Micro-Credentialing: Not Your Grandfather’s Job Training Program

Andrew J. Kidd, Ph.D. Oct 09, 2019

The distance between a worker and that next, better-paying job just got shorter. Lieutenant Governor Jon Husted recently announced Ohio’s new TechCred program, which offers financial assistance to businesses that help their employees earn short-term degrees or job certificates, commonly referred to as micro-credentials. TechCred, along with the policies in House Bill 2—which would help individuals cover their costs of earning a micro-credential—will enable workers to quickly get the skills they need to be eligible for promotion and, as research shows, earn more money.

One of the key differences between these new micro-credential programs and government-run job-training programs of old is the partnership with employers and the speed in which workers can earn a credential or certification to show they have the skills employers need. Another difference is micro-credentials are earned and market-driven—unlike occupational licenses, which are simply government permission slips that allow people to perform a job they already have the skills to do. These micro-credentials tell a business that a worker has the necessary skills to perform the job without the additional, and unnecessary, cost of obtaining a government permission slip.

Another feature of TechCred is the ability it offers employers to submit an application for an unlisted credential to be added to the program. This flexibility ensures that the program can adjust and evolve as new skill requirements are needed for new technologies. However, there are improvements policymakers can make to ensure the program benefits employers and workers without wasting taxpayer dollars.

Policymakers should:

  1. Keep the application process straightforward and easy to access. Research shows that people are less likely to apply for aid or a program if the application process is difficult and lengthy.
  2. Establish a regular review of approved training providers. Businesses, like Amazon and Cisco, provide training and offer certification for skills that many tech jobs demand that didn’t exist 10 years ago. As more businesses and non-traditional schools offer these services, keeping the list of approved training providers up-to-date will ensure Ohioans have access to the most cutting-edge skill training.
  3. Expand these programs to Ohio’s high schools. Not every student sees a four-year college as their next step after graduating high school. And policymakers should focus on providing programs that ensure those students graduate ready to work. Furthermore, high school students can already count an industry-recognized credential towards their graduation requirements so these programs would help students on their way to graduation while ensuring they have in-demand skills.

Policymakers should not:

  1. Increase the tax burden on Ohioans to pay for these programs. Ohio already spends almost $3 billion a year on higher education and workforce training. This is more than enough money to fund these new programs. By using existing tax dollars, policymakers will avoid the harmful effects raising taxes has on innovation, and job and economic growth.
  2. Protect corporate special interests. Narrowly defining the list of training providers and limiting funding to only a few businesses is a sure sign of crony capitalism. When possible, multiple approved training providers should be allowed to offer micro-credentials.
  3. Create a special interest taxpayer funded give away. While allowing flexibility for the program to evolve as needed is a smart approach, policymakers should pay close attention and ensure the program does not become an ineffective taxpayer cash give away. The current cap on the amount a company can receive to offset the cost of training employees avoids over-use of the program by one single business. However, since the approval process is in its infancy, it should be regularly reviewed so all businesses can benefit from the program.
  4. Stop here. Innovative approaches are needed to solve Ohio’s workforce challenges. The future of work and how workers are trained for new jobs will continue to transform, and programs like TechCred are only the start.

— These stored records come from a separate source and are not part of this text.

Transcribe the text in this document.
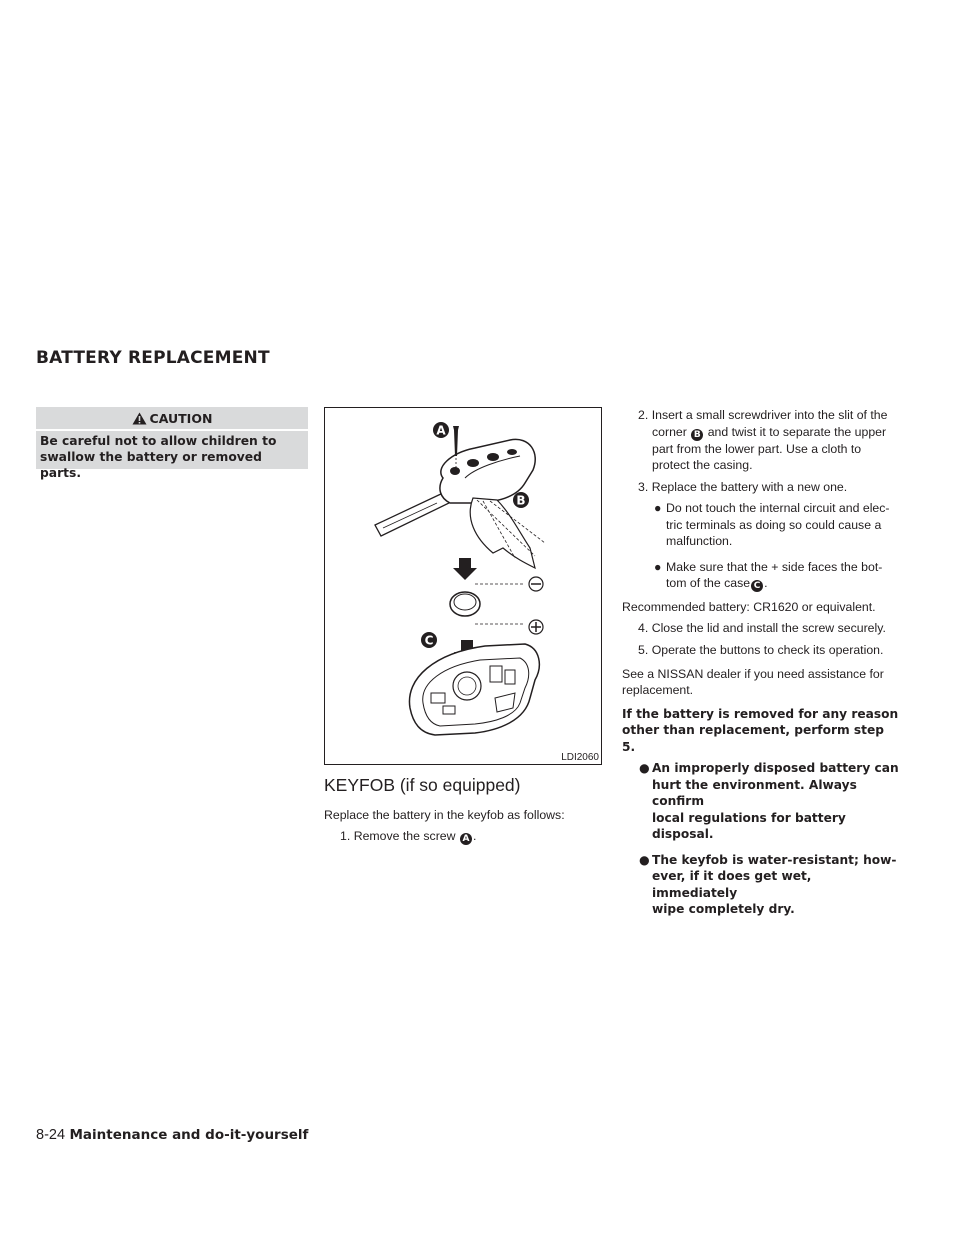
BATTERY REPLACEMENT
CAUTION
Be careful not to allow children to swallow the battery or removed parts.
A
B
C
LDI2060
KEYFOB (if so equipped)

Replace the battery in the keyfob as follows:

1. Remove the screw A .

2. Insert a small screwdriver into the slit of the

corner B and twist it to separate the upper

part from the lower part. Use a cloth to

protect the casing.

3. Replace the battery with a new one.

● Do not touch the internal circuit and elec-

tric terminals as doing so could cause a

malfunction.

● Make sure that the + side faces the bot-

tom of the case C .

Recommended battery: CR1620 or equivalent.

4. Close the lid and install the screw securely.

5. Operate the buttons to check its operation.

See a NISSAN dealer if you need assistance for

replacement.

If the battery is removed for any reason

other than replacement, perform step 5.

● An improperly disposed battery can

hurt the environment. Always confirm

local regulations for battery disposal.

● The keyfob is water-resistant; how-

ever, if it does get wet, immediately

wipe completely dry.

8-24 Maintenance and do-it-yourself
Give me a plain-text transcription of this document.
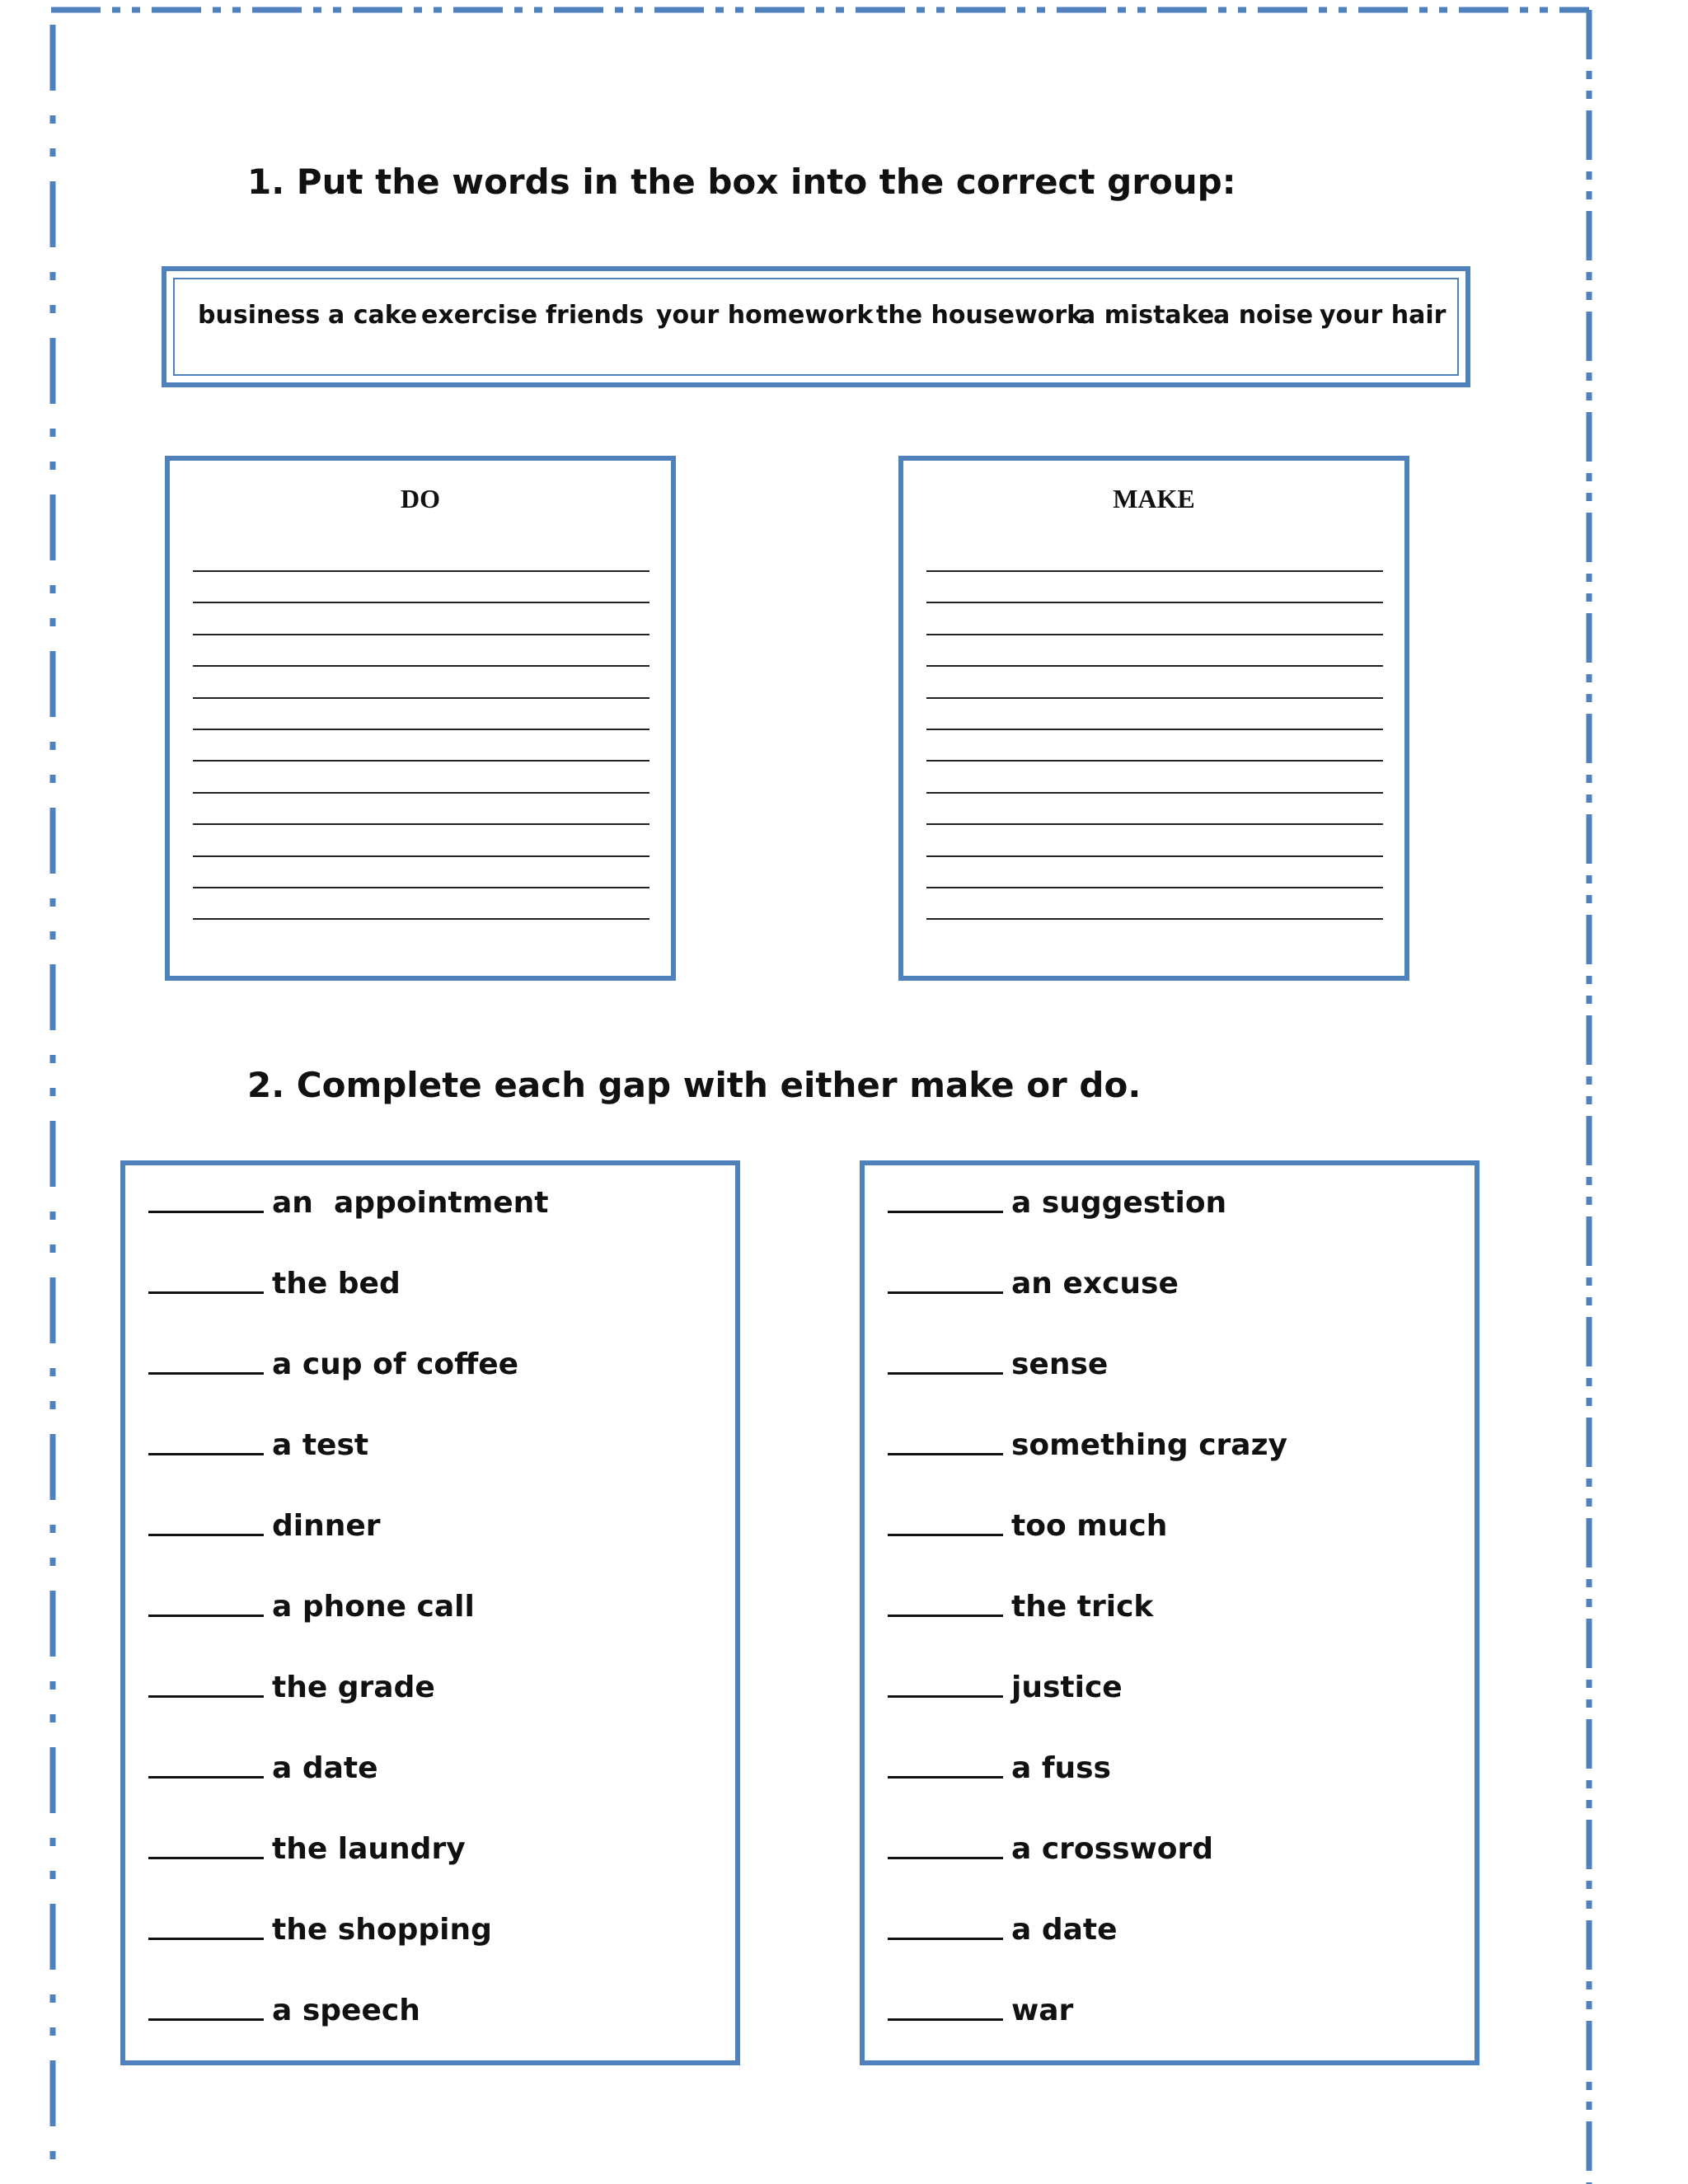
1. Put the words in the box into the correct group:
business a cake exercise friends your homework the housework
a mistake
a noise your hair
DO	MAKE
2. Complete each gap with either make or do.
an  appointment
the bed
a cup of coffee
a test
dinner
a phone call
the grade
a date
the laundry
the shopping
a speech
a suggestion
an excuse
sense
something crazy
too much
the trick
justice
a fuss
a crossword
a date
war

Gone are the days when the only option for high-paying jobs was earning a college degree. With these micro-credentialing programs, Ohio is now working with businesses to train workers for jobs that are available and where qualified workers are in high demand. This shift from the old job training model, which failed to provide workers with the skills they needed to find a job, can make Ohio a model for the rest of the country.

TechCred and the policies in House Bill 2 aren’t your grandfather’s job training programs. They are a new and innovative approach that will help address the challenges of training Ohioans for jobs in a tech-based economy.

Andrew J. Kidd, Ph.D., is an economist with The Buckeye Institute’s Economic Research Center.